In effect, packed into the two hours of the film are not just two true stories, but two books, three if you count Child’s My Life in France, from which much of her story is taken, and a blog. As most movies face problems adapting just one novel into film format, it is hardly a surprise that Julie & Julia is constantly in danger of falling apart from an excess of ingredients.
There is nevertheless much to admire, not least Meryl Streep’s performance as Julia Child, the large American woman who barrels her way through France with a trans-Atlantic gusto that shocks and delights the Continentals in equal measure.
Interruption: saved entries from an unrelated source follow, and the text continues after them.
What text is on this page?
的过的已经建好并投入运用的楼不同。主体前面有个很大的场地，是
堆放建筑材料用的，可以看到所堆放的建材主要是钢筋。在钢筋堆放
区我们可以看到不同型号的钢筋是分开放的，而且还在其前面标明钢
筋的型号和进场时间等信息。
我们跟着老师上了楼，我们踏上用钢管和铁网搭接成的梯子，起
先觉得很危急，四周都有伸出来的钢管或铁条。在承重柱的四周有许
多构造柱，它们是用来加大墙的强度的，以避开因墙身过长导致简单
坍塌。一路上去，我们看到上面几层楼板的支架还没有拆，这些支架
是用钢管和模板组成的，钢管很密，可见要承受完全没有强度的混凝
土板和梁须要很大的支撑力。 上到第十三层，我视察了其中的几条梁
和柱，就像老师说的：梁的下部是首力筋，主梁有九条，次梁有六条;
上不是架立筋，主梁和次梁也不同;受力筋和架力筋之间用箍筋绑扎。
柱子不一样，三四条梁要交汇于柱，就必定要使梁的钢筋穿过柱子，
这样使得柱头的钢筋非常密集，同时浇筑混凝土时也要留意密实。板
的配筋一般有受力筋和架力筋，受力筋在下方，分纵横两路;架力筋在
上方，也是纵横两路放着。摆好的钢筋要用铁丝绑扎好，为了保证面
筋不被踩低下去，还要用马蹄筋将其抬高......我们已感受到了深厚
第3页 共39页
Streep creates a portrait of Child that possesses considerable depth, but her story, from her discovery of the delights of good French cooking to her efforts to study the cuisine seriously and eventually publish a book demystifying it for an American audience, is little more than a sketch.
The lack of detail is necessary, for the story must constantly cut forward to Amy Adams’ (as Julie Powell) struggle to find meaning in her life through blogging about Child’s book. This is more familiar Nora Ephron territory, and it shares similarities in tone with earlier works, though it lacks her customary witty dialogue. Because let’s face it, there simply isn’t time to get too wordy, and even Powell’s less-than-momentous but sometimes amusing meditations on a culinary relationship spanning half a century are neglected, as the camera cuts back again to Paris in the 1960s.
With all this to-ing and fro-ing, the food, which is central to both Child’s and Powell’s achievements, is pretty much neglected except for a couple of sight gags, the most memorable of which features a lobster. For a self-declared foodie, I found this a terrible disappointment, though others may not. But by the end of the film, those who were unaware of what exactly Child achieved will not be much the wiser. The woman who demands of her readers that “you should be able to make it [mayonnaise] by hand as part of your general mastery of the egg yoke” never really emerges, and the seriousness of Child’s endeavor gets smothered in chick-flick marshmallow.
At its heart, Julie & Julia is a film about publishing: the emotional payoffs are Child eventually finding a publisher for her revolutionary 700-page cookbook, and the realization of Powell’s dream to monetize her blog (something she has done with remarkable success; this film also boasts that it’s the first motion picture based on a blog).
There is also a distinct sense of unevenness about the movie. Amy Adams is no match for Streep, and Child’s memoirs of her life in France, even in the sparse form they are presented here, are significantly more interesting that Powell’s one-year blog project and minor relationship blunders. The loving attention paid to period detail, which makes the 1960s sections so lush, also gives the modern sequences a low-rent made-for-TV feel.
So while Julie & Julia is not a terrible film, there is nothing very satisfying about it either. Ephron tries to do too many things at once and, skilled director that she is, gets through the task, though with a palpable sense of effort. Clearly she intended the film to be a light souffle, but it has ended up a rather stodgy pudding.